Wednesday, May 24, 2006

The greatest business myth?

One of the great myths about business is:

"Build a superior product, offer a superior service, and provide
elegant solution to difficult problems, and you will be successful."


It is a shame that the best talent, the groundbreaking work,
the technical superiority is in the field that is suffering the most
with the highest cutbacks, the slimmest of margins and lowest
of salaries.

Perhaps it is because (technology) is not a glamorous industry.
We don't make the Internet faster, or the seal.. er.. seal better.
We make machines work. We make turkey bags from 11 layers
of plastic film so people don't get sick from spoiled food. We make
bolts stronger so engines don't fall off airplanes. We make drugs
that cure diseases. And yet we earn some of the lowest salaries.

Consumers drive prices down, which drives costs down, which
drive overhead down, which drive salaries and benefits down.
To me, business currently means means that some of our smartest and most talented people. With key skills and experience developed in the manufacturing industries are spinning the wheels. I know talented project managers who are now selling carpets. My neighbour used to build sophisticated head-end servers - and he is now selling kitchens at B&Q. I’m sure they are very nice people at B&Q it's not what they want to do, it's not what they should be doing - so why are so many talented people having such a hard time?

Here's why:

What you can do and how good you are does not matter.

What matters is how well you COMMUNICATE what you do
and how good you are.

That is the difference. And you know it’s true. Everyone knows the person who has been promoted above their capabilities, who suffer delusions of competence, but they talk a damn good job and know exactly what noises they need to make to move them onwards and upwards.

Every year, tens of thousands of people invent, innovate
and create brilliant products, terrific solutions to truly perplexing
problems - only to find out that it's darn hard to raise money
for their new ventures, and even harder to get customers to
listen.

Most of the time those new products and services
die on the slag heap of great ideas that never saw the
light of day.

You don't want that to happen to your great idea.

So here's how to make sure it your idea doesn't prematurley expire:

Make sure that marketing, sales, advertising and PR is
the foremost priority in your new venture.

Even if you don't like Microsoft (they're not my favourite
company either, (I converted to mac several years ago and am still waiting for my first crash)), you MUST learn this lesson from them: They don't have the best software by any stretch of the imagination,
but they do have the best sales strategy. And in business,
It’s the sales strategy that wins, not the superior technology.

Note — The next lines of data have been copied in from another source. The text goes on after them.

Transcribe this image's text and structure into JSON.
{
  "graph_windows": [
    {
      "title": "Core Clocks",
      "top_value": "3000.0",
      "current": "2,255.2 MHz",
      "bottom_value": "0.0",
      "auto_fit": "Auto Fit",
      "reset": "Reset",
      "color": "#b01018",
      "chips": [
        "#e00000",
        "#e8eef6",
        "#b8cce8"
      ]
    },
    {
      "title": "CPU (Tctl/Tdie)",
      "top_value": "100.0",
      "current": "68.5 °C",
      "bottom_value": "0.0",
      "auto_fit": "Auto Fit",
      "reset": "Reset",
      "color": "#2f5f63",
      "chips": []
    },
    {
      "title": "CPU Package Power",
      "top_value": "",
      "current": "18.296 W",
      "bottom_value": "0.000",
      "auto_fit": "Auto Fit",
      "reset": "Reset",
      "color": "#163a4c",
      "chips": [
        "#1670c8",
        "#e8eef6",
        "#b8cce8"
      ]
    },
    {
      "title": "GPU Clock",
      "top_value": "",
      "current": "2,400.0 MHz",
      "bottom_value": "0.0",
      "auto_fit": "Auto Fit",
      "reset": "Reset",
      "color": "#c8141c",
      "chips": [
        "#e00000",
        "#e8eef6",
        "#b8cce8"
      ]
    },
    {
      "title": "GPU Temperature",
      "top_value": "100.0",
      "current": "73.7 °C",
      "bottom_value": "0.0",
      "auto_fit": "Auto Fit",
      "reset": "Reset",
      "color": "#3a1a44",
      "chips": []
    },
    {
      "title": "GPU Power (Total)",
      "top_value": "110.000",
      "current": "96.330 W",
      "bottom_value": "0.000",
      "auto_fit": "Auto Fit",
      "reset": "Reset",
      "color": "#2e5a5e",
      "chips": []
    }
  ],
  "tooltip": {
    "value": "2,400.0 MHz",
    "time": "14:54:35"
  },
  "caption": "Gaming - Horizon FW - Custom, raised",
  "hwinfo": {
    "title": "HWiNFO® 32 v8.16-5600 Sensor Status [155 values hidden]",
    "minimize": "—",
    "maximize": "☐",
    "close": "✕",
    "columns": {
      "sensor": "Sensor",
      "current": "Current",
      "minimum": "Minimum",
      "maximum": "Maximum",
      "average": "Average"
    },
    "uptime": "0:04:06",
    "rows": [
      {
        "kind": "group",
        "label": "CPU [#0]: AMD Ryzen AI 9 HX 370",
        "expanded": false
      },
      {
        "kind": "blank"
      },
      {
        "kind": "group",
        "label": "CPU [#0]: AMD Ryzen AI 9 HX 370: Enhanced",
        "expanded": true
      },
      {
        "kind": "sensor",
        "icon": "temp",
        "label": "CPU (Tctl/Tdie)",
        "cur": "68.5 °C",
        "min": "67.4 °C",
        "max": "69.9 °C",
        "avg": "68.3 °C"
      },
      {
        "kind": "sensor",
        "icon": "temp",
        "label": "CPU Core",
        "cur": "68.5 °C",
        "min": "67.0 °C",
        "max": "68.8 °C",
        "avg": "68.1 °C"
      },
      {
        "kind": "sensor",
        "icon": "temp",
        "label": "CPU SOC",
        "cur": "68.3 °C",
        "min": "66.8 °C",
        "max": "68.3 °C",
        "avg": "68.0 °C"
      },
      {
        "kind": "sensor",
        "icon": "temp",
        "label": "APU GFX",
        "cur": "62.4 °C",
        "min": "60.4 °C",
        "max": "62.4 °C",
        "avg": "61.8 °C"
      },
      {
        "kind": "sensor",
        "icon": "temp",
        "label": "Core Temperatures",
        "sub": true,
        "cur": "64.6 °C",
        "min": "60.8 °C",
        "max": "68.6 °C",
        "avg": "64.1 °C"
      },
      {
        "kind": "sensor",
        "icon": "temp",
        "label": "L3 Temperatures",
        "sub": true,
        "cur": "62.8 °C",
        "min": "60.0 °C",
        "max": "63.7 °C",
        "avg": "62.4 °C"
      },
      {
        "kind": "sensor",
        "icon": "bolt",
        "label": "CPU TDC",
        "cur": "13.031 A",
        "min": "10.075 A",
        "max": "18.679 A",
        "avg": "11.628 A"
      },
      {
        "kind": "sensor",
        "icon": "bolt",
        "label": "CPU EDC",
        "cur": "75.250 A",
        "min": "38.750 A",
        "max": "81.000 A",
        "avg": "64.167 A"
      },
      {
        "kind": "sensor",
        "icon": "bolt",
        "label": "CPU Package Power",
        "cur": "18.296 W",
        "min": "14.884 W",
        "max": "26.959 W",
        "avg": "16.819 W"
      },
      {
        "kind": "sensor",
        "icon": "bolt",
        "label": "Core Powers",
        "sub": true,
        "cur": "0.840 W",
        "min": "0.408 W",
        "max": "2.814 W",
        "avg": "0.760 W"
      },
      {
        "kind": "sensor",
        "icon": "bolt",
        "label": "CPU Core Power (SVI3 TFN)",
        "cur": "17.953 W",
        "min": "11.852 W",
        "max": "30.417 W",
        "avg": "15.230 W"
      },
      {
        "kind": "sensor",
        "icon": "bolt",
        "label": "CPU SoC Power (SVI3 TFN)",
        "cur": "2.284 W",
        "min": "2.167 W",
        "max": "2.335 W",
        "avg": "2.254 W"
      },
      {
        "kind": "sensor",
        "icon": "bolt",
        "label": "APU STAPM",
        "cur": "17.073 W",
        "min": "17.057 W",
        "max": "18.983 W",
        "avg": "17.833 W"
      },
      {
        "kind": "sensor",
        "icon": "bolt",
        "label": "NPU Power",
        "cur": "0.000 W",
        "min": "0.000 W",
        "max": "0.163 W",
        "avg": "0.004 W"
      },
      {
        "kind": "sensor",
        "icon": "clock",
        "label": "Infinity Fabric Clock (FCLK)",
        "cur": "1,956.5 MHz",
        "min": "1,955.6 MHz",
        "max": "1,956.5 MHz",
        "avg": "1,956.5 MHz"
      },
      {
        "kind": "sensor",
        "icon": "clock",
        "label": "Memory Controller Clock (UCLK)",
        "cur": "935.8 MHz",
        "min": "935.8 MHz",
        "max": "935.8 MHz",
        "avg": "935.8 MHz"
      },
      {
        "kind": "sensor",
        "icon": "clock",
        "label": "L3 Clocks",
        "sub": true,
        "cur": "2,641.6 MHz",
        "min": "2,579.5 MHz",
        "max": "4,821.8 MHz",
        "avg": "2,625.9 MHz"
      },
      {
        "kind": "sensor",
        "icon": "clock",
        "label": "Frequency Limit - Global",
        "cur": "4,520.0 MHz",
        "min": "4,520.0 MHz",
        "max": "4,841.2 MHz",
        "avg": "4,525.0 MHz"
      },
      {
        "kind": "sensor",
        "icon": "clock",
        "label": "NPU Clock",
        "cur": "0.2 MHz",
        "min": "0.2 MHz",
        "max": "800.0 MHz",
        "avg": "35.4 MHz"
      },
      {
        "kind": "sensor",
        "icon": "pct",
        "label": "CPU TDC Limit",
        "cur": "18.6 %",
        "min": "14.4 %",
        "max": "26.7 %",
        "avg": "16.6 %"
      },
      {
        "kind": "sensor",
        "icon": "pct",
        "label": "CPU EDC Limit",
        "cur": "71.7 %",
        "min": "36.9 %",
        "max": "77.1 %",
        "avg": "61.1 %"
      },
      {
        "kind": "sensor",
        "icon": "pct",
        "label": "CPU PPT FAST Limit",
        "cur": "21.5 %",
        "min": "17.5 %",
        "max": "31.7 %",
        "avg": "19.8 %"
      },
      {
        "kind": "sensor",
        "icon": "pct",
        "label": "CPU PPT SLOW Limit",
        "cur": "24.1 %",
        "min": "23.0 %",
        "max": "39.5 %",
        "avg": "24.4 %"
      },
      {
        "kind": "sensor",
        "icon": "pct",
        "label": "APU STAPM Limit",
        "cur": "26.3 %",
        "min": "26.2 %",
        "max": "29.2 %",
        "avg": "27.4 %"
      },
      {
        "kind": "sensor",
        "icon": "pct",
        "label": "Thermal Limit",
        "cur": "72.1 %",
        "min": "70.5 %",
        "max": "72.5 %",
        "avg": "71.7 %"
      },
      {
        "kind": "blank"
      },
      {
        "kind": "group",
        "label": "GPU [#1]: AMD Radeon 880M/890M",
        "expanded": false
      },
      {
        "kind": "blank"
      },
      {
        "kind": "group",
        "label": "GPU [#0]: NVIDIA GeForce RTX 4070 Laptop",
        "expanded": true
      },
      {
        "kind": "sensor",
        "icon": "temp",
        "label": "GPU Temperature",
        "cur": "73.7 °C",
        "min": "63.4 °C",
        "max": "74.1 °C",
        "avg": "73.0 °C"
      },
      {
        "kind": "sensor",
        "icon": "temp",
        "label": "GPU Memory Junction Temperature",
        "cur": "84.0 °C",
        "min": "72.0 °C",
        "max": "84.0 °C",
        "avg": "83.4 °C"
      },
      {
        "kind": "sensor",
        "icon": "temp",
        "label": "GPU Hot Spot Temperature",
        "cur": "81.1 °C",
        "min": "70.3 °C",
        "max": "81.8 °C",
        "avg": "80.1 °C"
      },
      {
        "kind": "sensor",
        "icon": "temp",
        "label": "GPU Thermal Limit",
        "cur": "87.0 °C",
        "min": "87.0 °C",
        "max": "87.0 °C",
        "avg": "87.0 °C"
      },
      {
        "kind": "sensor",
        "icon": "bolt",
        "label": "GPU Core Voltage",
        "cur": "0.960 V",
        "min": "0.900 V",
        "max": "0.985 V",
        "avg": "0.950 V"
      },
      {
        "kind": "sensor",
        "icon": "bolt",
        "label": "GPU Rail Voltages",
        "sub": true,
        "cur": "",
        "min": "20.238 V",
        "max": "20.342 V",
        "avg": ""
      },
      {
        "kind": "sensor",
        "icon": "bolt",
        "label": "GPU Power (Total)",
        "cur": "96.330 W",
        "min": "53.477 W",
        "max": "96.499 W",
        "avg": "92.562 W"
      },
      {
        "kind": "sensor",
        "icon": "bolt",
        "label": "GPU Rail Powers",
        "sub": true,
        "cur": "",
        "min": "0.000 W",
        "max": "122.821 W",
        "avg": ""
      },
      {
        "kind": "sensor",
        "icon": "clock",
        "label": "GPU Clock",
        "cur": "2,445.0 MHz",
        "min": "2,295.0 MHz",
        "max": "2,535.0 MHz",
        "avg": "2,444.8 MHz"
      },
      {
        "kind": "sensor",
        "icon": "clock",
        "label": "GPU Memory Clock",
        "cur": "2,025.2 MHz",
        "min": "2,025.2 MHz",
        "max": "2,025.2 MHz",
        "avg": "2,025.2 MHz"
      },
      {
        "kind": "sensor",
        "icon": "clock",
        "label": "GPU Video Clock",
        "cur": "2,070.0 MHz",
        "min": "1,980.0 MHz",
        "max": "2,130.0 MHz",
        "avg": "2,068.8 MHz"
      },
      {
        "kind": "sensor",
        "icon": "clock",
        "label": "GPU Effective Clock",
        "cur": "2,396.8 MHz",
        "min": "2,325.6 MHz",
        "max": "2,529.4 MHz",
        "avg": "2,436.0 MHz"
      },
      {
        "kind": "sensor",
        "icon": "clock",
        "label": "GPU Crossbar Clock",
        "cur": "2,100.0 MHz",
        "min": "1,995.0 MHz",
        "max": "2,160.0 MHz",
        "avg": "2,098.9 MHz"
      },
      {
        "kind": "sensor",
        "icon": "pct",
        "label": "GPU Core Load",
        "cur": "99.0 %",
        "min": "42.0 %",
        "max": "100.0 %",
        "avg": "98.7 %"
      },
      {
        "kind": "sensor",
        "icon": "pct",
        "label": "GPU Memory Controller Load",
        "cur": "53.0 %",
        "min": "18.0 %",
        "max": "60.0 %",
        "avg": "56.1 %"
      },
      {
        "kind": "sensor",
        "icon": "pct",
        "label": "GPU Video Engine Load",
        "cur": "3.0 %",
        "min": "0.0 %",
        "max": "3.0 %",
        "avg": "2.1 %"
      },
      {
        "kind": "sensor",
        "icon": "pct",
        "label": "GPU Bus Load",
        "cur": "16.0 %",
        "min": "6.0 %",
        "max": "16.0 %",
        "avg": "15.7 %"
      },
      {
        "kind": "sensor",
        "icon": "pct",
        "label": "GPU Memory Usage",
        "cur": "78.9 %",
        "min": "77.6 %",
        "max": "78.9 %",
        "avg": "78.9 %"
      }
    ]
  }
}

So if you're waking up every morning thinking about the
minute details of your cool product or service, please stop
and re-calibrate. Understand this:

1) Having a superior product is not necessarily an advantage,
and can even be a DISadvantage - because it can distract you
from the real objective, which is to GET and KEEP customers.

2) The product you develop is rarely the product your
customers want to buy. That's OK as long as you're listening and
flexible. But if you've already spent all your money perfecting
the product, then you won't have any left to respond to customer
feedback.

3) The product or service itself is, at most, maybe 25%
of the equation. Advertising, PR strategies, and real-world
market testing (as opposed to "market research", which is
usually just "opinion research") --- all of these things are
MORE important than the product.

4) Innovate, Don't Invent -- It's much easier to go into
an existing market and solve an existing problem with
a slightly improved, more interesting product (innovation)
than to create a product from scratch that solves a problem
people don't realize they have. That's goes along with my
principle of "enter the conversation inside the customer's
head." Align your self to your customers.

Back to my neighbour selling kitchens—nobody needs to suffer this fate. But don't underestimate the challenge: If you have superior talent, then the best investment you can make is in communicating that talent to the world -- clearly, effectively, and without fail.